"Frustrés du djihad" n’ayant pas pu partir pour la Syrie, détenus radicalisés en fin de peine, personnes fichées… Pour lutter plus efficacement contre ces menaces intérieures, les services de renseignement vont être profondément réorganisés et leurs moyens renforcés, d’après nos informations.

Un ensemble de mesures internes aux services de renseignement sera adopté dans les prochains jours en France
Un ensemble de mesures internes aux services de renseignement sera adopté dans les prochains jours en France © AFP / François GUILLOT

La cellule de coordination du renseignement de l'Élysée, Matignon, la Place Beauvau et les patrons des différents services de renseignement intérieur, se sont attaqués depuis plusieurs mois au "mille-feuille" des cellules de coordination entre services et autre failles sur les signaux faibles. 

Cette fois, pas d'étage supplémentaire, mais des fusions de service, des prérogatives élargies et des objectifs de meilleurs suivis pour tenter d’améliorer encore la détection de suspects par les services de renseignement et le suivi des personnes radicalisées. En particulier celles qui sortiront de prison dans les deux ans à venir.

On ne connaîtra pas dans le détail des mesures classées secret défense mais qui seront évoquées ce mercredi matin en conseil des ministres. Elles proviennent toutes des leçons tirées des récents attentats à Paris et dans l’Aude, mais également de Magnanville ou encore de Saint-Etienne-du-Rouvray. 

Comment mieux détecter ce que les services qualifient de "frustrés du djihad" qui seraient parti en Syrie il y a quatre ans et qui ne le peuvent plus ? Comment s’assurer que ceux qui sortent de prison, mais qui sont toujours soupçonnés d’être radicalisés, soient réellement surveillés ? Comment améliorer encore les échanges d’information pour ce que l’on appelle le "bas du spectre", c'est à dire des personnes fichées pour radicalisation ? 

Une unité spéciale de suivi des "sortants" 

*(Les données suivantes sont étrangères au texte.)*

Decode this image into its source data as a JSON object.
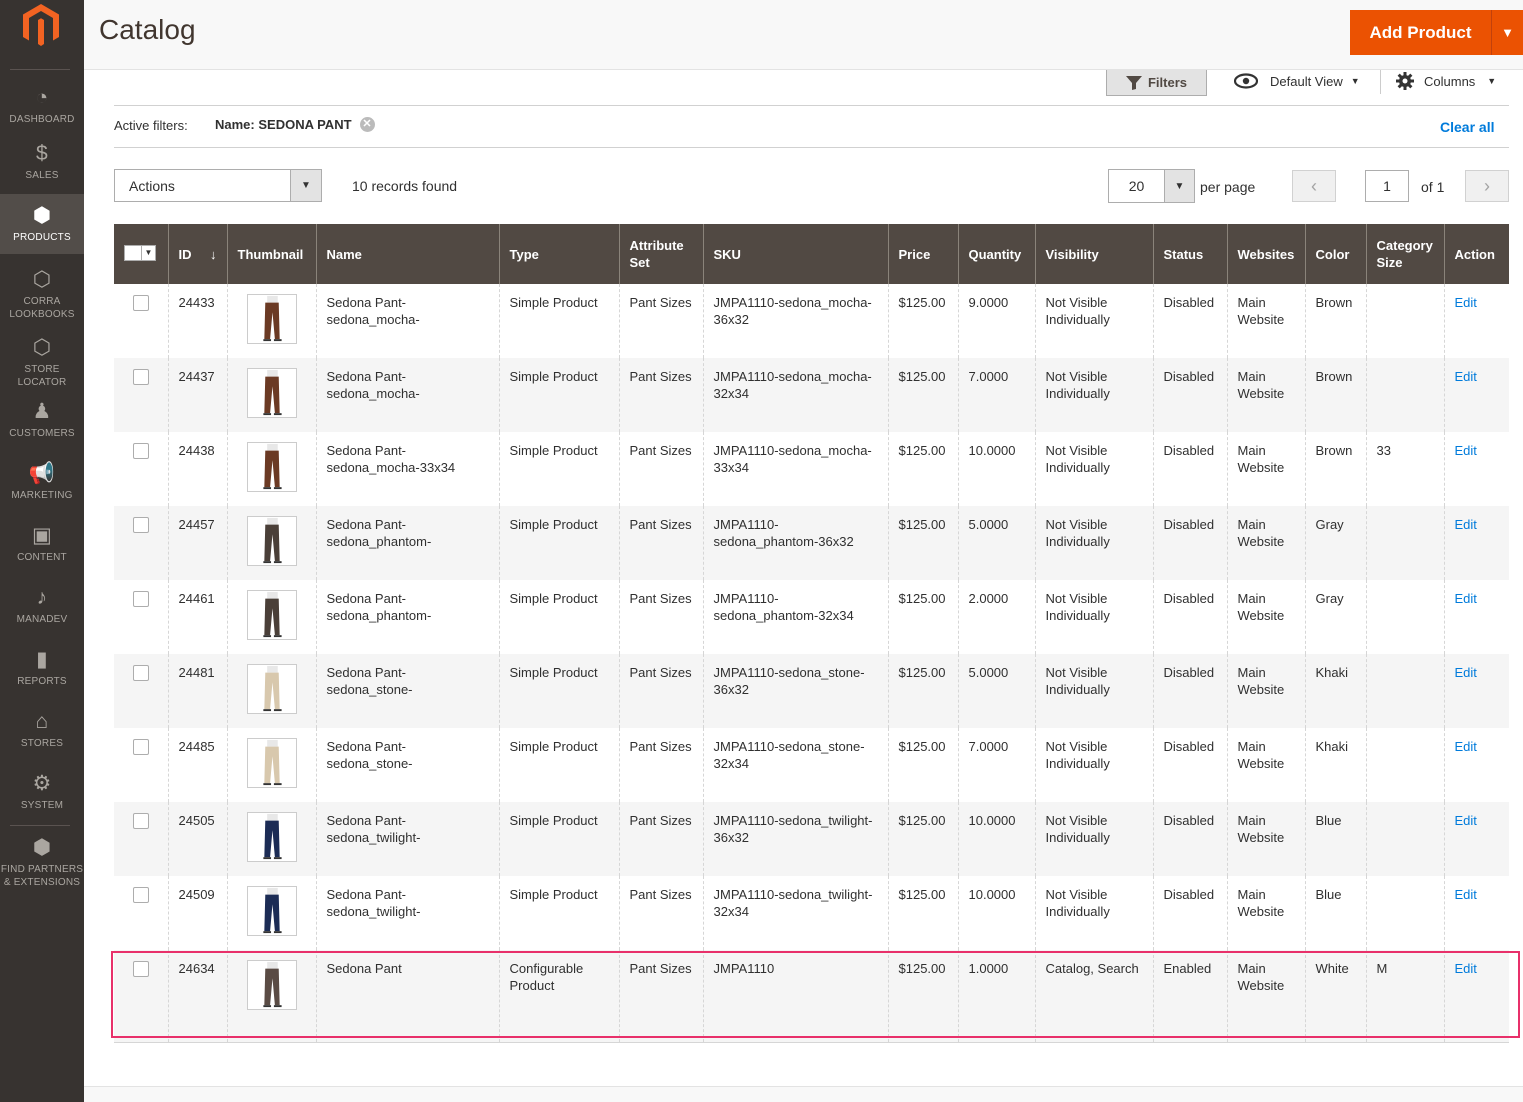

Selon nos informations, la Direction Générale de la Sécurité Intérieure, basée à Levallois, devrait voir ses moyens encore renforcés pour mieux surveiller, par exemple, les cas les plus sensibles de ce que l'on appelle "les sortants", ces personnes actuellement en prison et qui se sont radicalisées ou celles qui ont été condamnées dans des affaires de terrorisme. Leur nombre montera en puissance dès 2020 confie un responsable de la lutte antiterroriste et les "profils déjà repérés impliquent déjà de s'organiser, d'anticiper pour assurer un suivi effectif"

Le renseignement pénitentiaire, avec ses 300 agents, sera également de nouveau renforcé. Une cellule spéciale devrait être créé pour s’assurer justement que les futurs ex-détenus seront bien pris en charge par les services concernés (Direction générale de la Sécurité intérieure, Service central du renseignement territorial, Direction du Renseignement de la préfecture de police de Paris), que leur cas soient bien pris en compte chaque semaine, lors des réunions d'évaluation dans les préfectures au sein des Groupes d'évaluation départementaux, avec des croisements systématiques auprès des acteurs de la société civile, associations, éducation nationale etc.

Cette Unité spéciale "sortants" sera rattachée directement auprès du ministre de l'Intérieur au sein de l'UCLAT, l'Unité de Coordination de la Lutte Anti Antiterroriste qui conserve son acronyme après avoir absorbé l’état-major opérationnel de prévention du terrorisme (EMOPT) créé en juin 2015, sous Bernard Cazeneuve.

Certaines fiches S toujours mal renseignées 

Enfin, et cela a déjà été dévoilé ces dernières semaines par le chef de l'État, un cadre précis sera défini pour un échange d’information entre les préfets et les maires sur des mosquées ou des associations jugées problématiques, et au cas par cas sur certains individus. Mais en aucun cas, il n'y aura d'accès aux fichiers des services de renseignement, précise-t-on du côté de l'Élysée. 

Des fichiers dont certains ont encore besoin d'être revus et corrigés notamment pour certaines fiches S (risque d'atteinte à la sûreté de l'État), pour les cas considérées comme les moins dangereux. Les adresses font encore parfois défaut, des soucis liés à la nationalité aussi, confie un autre haut responsable des services de renseignement. 

Un travail de lissage est déjà en cours entre fichiers consacrés aux personnes suspectées de radicalisation avec un risque terroriste. 

Le service central du renseignement territorial devra par exemple créer, dans les semaines qui viennent, près de 700 fiches S pour des personnes déjà inscrites dans l'autre grand fichier des services de renseignement, consacré au phénomène de la radicalisation djihadiste (FSPRT).

Cela ne supposera évidemment pas une surveillance active automatique des personnes ciblées, mais ce suivi entraînera des alertes lors de contrôles par la police ou la gendarmerie ou lors de passages frontières européens notamment dans les aéroports.